The Touch-Code Glove: a multimodal mapping interface with triboelectric-digital encoding for intuitive robot training

Current human-robot interaction (HRI) systems for training embodied intelligent robots often suffer from limited motion dimensionality and unintuitive control. This work presents the Touch-Code Glove, a multimodal HRI interface integrating functional materials, structural intelligence, and deep-learning decoding. A triboelectric digital interface is embedded into the Wrist-pad via a mosaic-patterned array of polyamide/polytetrafluoroethylene (PA/PTFE)-doped silicone rubber films, generating polarity-dependent digital signal pairs upon contact. A co-electrode layout enables 16 touch points with minimal wiring, allowing multiplexed, programmable tactile input via sliding or multi-point gestures. Coupled triboelectric signals are accurately decoded using a convolutional neural network and long short-term memory (CNN-LSTM) model, achieving over 98% recognition accuracy. Complementarily, a double-network conductive hydrogel composed of sodium alginate, polyacrylamide, and sodium chloride (SA/PAM/NaCl) is integrated into the Finger-fibers and the Wrist-pad to provide strain-sensing capabilities with excellent stretchability, high linearity, low hysteresis, and long-term stability.
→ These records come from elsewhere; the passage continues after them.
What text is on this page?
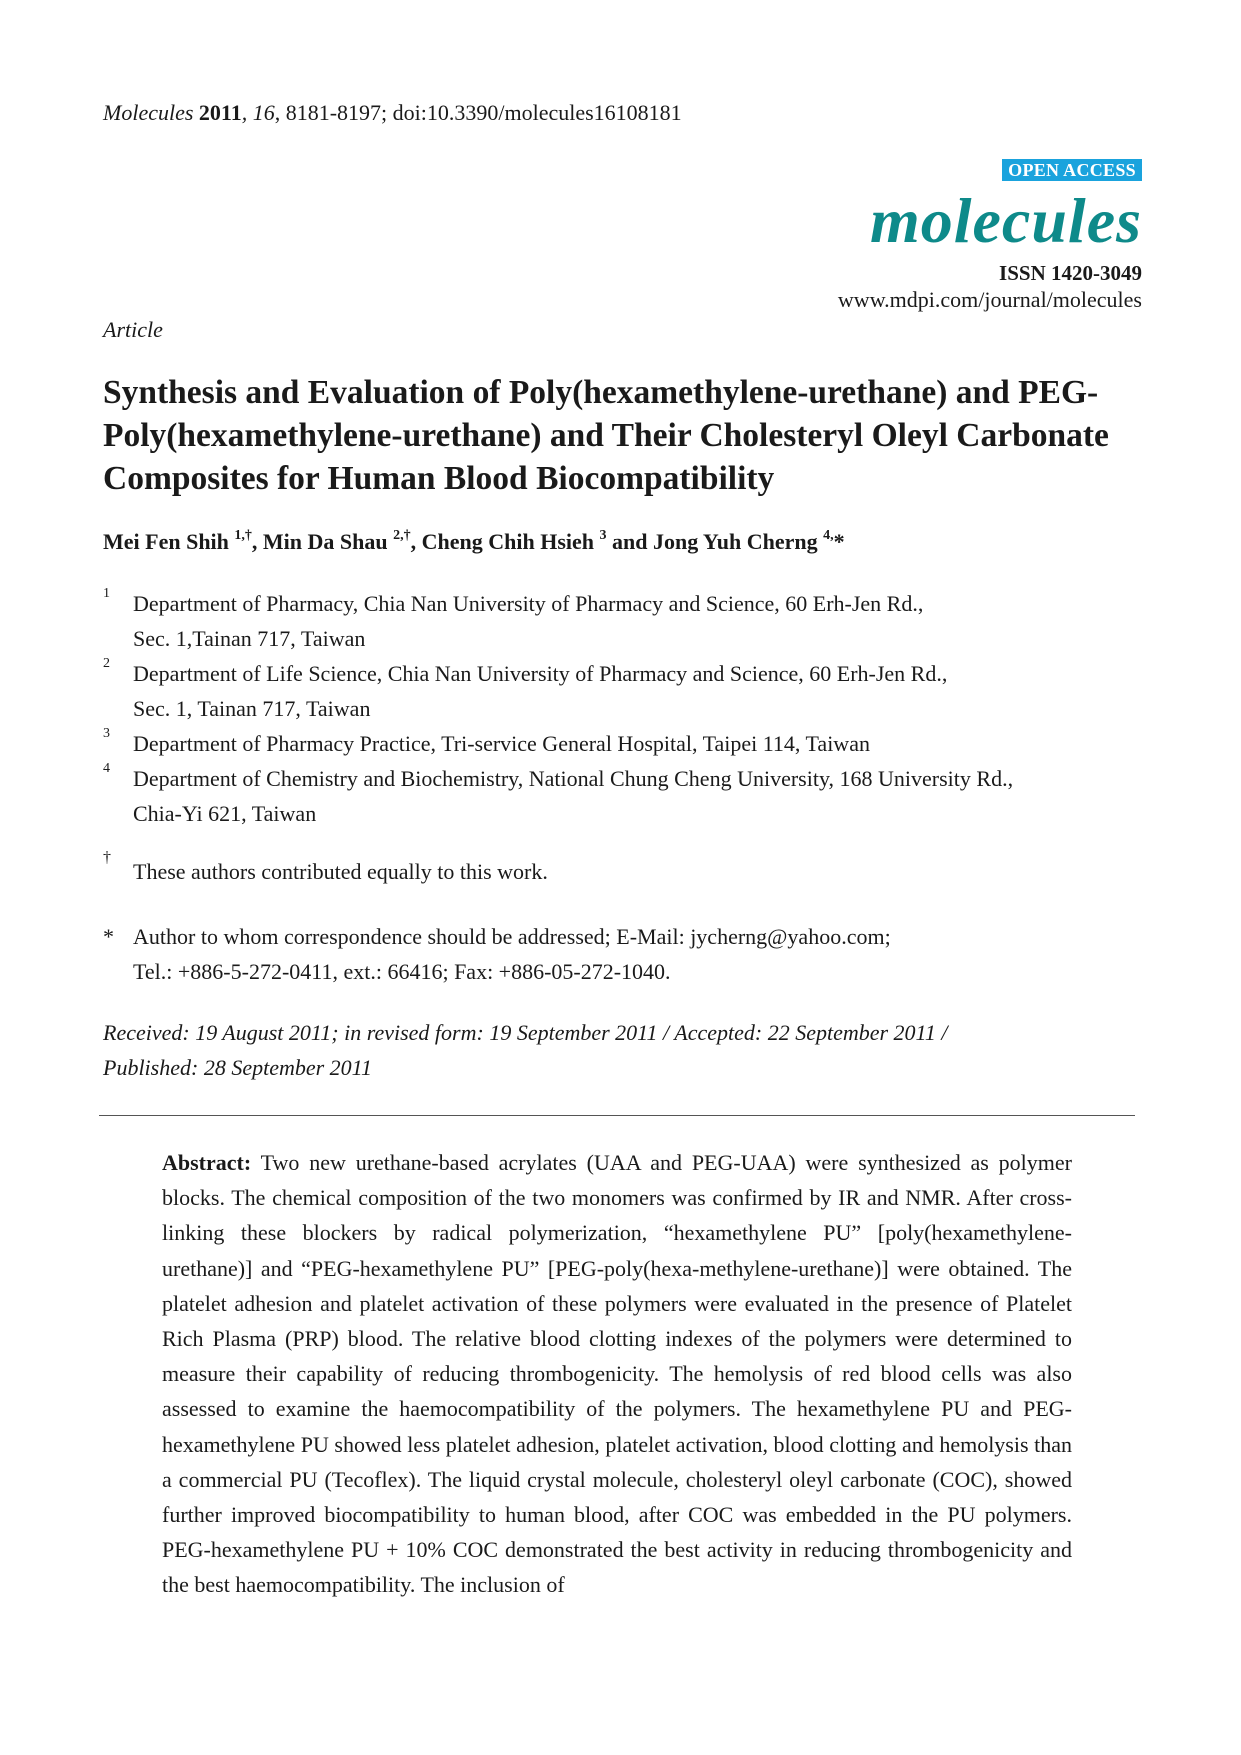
Molecules 2011, 16, 8181-8197; doi:10.3390/molecules16108181
OPEN ACCESS
molecules
ISSN 1420-3049
www.mdpi.com/journal/molecules
Article
Synthesis and Evaluation of Poly(hexamethylene-urethane) and PEG-Poly(hexamethylene-urethane) and Their Cholesteryl Oleyl Carbonate Composites for Human Blood Biocompatibility
Mei Fen Shih $^{1,\dagger}$, Min Da Shau $^{2,\dagger}$, Cheng Chih Hsieh $^3$ and Jong Yuh Cherng $^{4,}$*
1	Department of Pharmacy, Chia Nan University of Pharmacy and Science, 60 Erh-Jen Rd.,
Sec. 1,Tainan 717, Taiwan
2	Department of Life Science, Chia Nan University of Pharmacy and Science, 60 Erh-Jen Rd.,
Sec. 1, Tainan 717, Taiwan
3	Department of Pharmacy Practice, Tri-service General Hospital, Taipei 114, Taiwan
4	Department of Chemistry and Biochemistry, National Chung Cheng University, 168 University Rd.,
Chia-Yi 621, Taiwan
†
These authors contributed equally to this work.
* Author to whom correspondence should be addressed; E-Mail: jycherng@yahoo.com;
Tel.: +886-5-272-0411, ext.: 66416; Fax: +886-05-272-1040.
Received: 19 August 2011; in revised form: 19 September 2011 / Accepted: 22 September 2011 /
Published: 28 September 2011

Abstract: Two new urethane-based acrylates (UAA and PEG-UAA) were synthesized as polymer blocks. The chemical composition of the two monomers was confirmed by IR and NMR. After cross-linking these blockers by radical polymerization, “hexamethylene PU” [poly(hexamethylene-urethane)] and “PEG-hexamethylene PU” [PEG-poly(hexa-methylene-urethane)] were obtained. The platelet adhesion and platelet activation of these polymers were evaluated in the presence of Platelet Rich Plasma (PRP) blood. The relative blood clotting indexes of the polymers were determined to measure their capability of reducing thrombogenicity. The hemolysis of red blood cells was also assessed to examine the haemocompatibility of the polymers. The hexamethylene PU and PEG-hexamethylene PU showed less platelet adhesion, platelet activation, blood clotting and hemolysis than a commercial PU (Tecoflex). The liquid crystal molecule, cholesteryl oleyl carbonate (COC), showed further improved biocompatibility to human blood, after COC was embedded in the PU polymers. PEG-hexamethylene PU + 10% COC demonstrated the best activity in reducing thrombogenicity and the best haemocompatibility. The inclusion of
The system incorporates three concurrent sub-mapping strategies: gesture-driven control, wrist posture-based movement, and touch path-guided input, which together enable real-time control of robotic hands and arms without requiring professional training. This triboelectric-hydrogel hybrid interface offers a materials-centric solution for intelligent, wearable, and accessible HRI, paving the way for next-generation multimodal robotic control systems in assistive and industrial applications.